MIDDLE EAST: For a so-called virtual peace deal, the Geneva Accord was causing a considerable amount of tangible interest in Israel and across the Arab world yesterday and an even more considerable degree of real Israeli and Palestinian bitterness and protest.
Thousands of Palestinians in the West Bank, Gaza and refugee camps in Lebanon demonstrated against the accord, which appears to represent a readiness to give up on the demand for a "right of return" to Israel for millions of Palestinian refugees.
The right-wing Israeli government, rejecting the accord as a recipe for national suicide, was joined by many from the centre-left in denouncing the concessions offered by the Israeli negotiators, including relinquishing full sovereignty on the Temple Mount to the Palestinian Authority.

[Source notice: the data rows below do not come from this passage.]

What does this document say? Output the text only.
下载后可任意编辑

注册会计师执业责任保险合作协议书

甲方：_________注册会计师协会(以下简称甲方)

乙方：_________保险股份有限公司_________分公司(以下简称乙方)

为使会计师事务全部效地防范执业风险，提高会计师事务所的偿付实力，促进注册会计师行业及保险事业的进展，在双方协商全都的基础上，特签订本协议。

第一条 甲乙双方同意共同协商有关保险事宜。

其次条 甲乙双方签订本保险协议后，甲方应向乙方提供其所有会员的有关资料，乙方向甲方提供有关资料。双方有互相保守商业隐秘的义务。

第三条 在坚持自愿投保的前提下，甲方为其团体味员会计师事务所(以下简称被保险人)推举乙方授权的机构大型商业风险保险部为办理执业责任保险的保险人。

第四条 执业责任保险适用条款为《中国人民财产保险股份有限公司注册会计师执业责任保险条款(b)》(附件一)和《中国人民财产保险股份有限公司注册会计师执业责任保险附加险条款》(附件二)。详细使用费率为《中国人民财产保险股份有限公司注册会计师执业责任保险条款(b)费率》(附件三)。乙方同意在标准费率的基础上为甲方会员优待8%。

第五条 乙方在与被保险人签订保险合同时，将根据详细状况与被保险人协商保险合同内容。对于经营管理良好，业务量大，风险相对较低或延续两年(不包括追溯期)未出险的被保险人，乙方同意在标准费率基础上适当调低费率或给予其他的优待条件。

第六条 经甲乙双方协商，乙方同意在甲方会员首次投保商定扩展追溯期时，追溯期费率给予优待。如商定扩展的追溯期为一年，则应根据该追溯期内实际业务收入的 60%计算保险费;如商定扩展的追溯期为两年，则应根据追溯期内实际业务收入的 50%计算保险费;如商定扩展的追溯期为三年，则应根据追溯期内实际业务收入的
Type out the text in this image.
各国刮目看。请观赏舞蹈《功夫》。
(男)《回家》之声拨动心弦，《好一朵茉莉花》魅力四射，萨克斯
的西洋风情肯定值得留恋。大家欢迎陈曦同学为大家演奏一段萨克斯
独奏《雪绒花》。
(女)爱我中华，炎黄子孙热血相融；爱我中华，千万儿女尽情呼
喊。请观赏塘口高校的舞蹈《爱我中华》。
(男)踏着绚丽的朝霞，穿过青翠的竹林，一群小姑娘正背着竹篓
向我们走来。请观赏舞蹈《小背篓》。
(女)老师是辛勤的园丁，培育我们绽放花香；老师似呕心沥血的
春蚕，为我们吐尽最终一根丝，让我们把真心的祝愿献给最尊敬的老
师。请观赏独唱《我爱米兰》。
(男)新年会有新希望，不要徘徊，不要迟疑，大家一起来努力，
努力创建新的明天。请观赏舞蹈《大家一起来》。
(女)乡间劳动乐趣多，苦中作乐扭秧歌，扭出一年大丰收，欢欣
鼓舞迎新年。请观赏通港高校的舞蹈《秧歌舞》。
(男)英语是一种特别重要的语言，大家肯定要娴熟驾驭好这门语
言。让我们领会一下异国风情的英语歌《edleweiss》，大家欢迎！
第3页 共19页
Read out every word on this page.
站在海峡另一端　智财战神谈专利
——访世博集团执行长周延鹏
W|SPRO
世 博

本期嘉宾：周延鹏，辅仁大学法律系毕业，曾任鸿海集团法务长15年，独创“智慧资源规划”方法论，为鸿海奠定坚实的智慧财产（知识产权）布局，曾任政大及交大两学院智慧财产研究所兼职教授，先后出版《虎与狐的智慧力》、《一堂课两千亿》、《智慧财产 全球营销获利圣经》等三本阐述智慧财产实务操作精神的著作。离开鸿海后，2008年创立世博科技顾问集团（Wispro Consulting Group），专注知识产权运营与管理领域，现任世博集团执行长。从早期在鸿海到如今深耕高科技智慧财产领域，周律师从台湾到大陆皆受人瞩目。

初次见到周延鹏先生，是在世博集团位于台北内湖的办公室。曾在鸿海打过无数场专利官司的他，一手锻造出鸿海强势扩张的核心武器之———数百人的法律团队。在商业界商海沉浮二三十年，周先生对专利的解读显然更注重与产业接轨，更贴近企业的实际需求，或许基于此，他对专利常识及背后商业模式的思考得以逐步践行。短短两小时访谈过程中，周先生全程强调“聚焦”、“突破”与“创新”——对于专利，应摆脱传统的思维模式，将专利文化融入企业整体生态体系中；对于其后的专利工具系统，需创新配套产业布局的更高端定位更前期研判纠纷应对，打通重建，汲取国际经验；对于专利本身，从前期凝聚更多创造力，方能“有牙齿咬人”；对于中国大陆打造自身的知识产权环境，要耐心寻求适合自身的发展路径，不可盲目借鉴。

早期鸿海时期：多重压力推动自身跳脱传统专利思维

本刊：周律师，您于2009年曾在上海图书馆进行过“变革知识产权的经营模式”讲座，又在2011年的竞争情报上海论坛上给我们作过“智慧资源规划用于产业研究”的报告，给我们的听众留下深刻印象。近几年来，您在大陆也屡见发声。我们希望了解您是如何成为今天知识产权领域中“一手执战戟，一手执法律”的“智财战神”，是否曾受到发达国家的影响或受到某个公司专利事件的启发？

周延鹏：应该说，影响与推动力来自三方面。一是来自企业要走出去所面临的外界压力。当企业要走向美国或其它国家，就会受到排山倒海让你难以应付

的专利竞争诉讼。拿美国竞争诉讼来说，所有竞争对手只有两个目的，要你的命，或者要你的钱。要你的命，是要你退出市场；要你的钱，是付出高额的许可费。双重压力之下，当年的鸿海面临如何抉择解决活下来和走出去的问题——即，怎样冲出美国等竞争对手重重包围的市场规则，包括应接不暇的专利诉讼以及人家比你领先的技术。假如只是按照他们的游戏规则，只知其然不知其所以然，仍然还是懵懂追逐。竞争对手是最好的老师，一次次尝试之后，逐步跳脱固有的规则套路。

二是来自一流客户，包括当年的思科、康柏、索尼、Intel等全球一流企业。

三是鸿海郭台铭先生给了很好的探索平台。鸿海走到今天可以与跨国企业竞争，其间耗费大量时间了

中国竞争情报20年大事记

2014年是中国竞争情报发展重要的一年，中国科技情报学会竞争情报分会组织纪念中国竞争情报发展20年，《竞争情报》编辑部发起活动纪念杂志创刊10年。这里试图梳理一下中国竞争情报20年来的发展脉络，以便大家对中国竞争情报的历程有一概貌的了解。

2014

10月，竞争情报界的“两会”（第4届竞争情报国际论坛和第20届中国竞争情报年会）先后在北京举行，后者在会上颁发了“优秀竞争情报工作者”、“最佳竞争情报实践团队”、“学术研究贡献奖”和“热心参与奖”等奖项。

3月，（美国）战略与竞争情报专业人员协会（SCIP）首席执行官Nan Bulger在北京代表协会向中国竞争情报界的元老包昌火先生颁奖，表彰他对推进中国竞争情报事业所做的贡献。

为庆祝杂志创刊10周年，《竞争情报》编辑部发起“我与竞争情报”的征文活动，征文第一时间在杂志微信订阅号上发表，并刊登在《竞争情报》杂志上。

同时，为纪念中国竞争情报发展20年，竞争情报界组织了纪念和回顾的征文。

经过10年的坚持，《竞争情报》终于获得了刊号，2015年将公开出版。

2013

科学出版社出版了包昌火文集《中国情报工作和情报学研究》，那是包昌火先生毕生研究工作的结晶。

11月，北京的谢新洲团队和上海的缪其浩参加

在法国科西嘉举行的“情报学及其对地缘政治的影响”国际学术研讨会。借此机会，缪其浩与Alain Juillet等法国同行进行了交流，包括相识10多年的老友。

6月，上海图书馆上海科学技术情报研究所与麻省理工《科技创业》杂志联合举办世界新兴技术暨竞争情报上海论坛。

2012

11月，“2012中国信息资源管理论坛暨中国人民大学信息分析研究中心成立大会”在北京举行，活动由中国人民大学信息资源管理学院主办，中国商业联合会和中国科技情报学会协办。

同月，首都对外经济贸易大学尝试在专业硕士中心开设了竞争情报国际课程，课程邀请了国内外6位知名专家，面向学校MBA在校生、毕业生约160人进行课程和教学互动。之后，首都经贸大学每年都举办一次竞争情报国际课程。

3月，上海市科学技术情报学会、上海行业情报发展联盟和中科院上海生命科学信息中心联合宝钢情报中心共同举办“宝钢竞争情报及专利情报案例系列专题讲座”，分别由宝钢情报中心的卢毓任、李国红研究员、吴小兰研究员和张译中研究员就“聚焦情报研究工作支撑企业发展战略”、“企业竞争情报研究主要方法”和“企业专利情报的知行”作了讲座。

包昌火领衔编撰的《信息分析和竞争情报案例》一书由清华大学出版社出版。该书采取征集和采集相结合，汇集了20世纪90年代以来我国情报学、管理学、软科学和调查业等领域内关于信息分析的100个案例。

A day after hundreds of angry Palestinian protesters attempted to prevent some Palestinian signatories from leaving Gaza en route to yesterday's formal launch ceremony, a smaller, non-violent but similarly unhappy group of right-wing Israeli demonstrators bade farewell to some of the Israeli signatories at Ben-Gurion Airport by denouncing them as "traitors" and brandishing placards advising them: "Don't come back."
Across the West Bank and Gaza, a series of anti-Geneva protests were held, with Israeli flags burned, coffins representing the accord paraded and burned in Ramallah and Gaza, and the Palestinian protagonists of the accord denounced as "traitors" and "collaborators".
Some of the angriest demonstrations took place in Lebanon, where Palestinian refugees recognise that the terms of the accord, if implemented, might forever close off the opportunity for their return to ancestral homes in today's Israel.
The Hebrew newspaper Ha'aretz carried a survey yesterday showing 31 per cent of Israel in favour of the accords and 38 per cent against; a second Israeli poll showed 27 per cent support to 43 per cent against.
A Palestinian survey appeared to indicate far wider backing, with 56 per cent of Palestinians expressing support and 39 per cent against. A second Palestinian polling group however also released a survey yesterday, which found that only 26 per cent of Palestinians believed peace with Israel was possible and that 62 per cent supported suicide bombings in Israel.
Behind the scenes, Israeli government officials are trying to persuade international political leaders not to promote the Geneva understandings. The US Secretary of State, Mr Colin Powell, is set to meet the key Geneva protagonists, a prime target.
Mr Ra'anan Gissin, spokesman for the Israeli Prime Minister, Mr Ariel Sharon, castigated the terms as tantamount to national suicide and branded Geneva a "Swiss golden calf" for the Israeli left.
Mr Ehud Olmert, the Deputy Prime Minister, said the accord posed a "colossal danger" to Israel, adding scathingly: "Anyone from Israel who offers such spectacular concessions - takes apart Jerusalem, returns Israel to its 1967 borders and accepts the principle that we caused the Palestinian refugee problem - will get the support of a few minor actors and some politicians whose careers are over."
There was withering criticism even from the Israeli Labour Party, trailblazer of the Oslo accord. Its leader, Nobel peace laureate Mr Shimon Peres, has opposed the Geneva terms. The party's Knesset faction head, Mr Dalia Itzik, called the initiative "megalomaniacal" and "irresponsible."
While the PA President Yasser Arafat despatched his National Security Adviser, Mr Jibril Rajoub, to Geneva, sent a message of congratulation and offered lukewarm endorsement for the accord's signatories to travel, he and his prime minister, Mr Ahmed Korei, have made clear that they are not adopting the terms - in particular the notion of relinquishing the demand for the "right of return".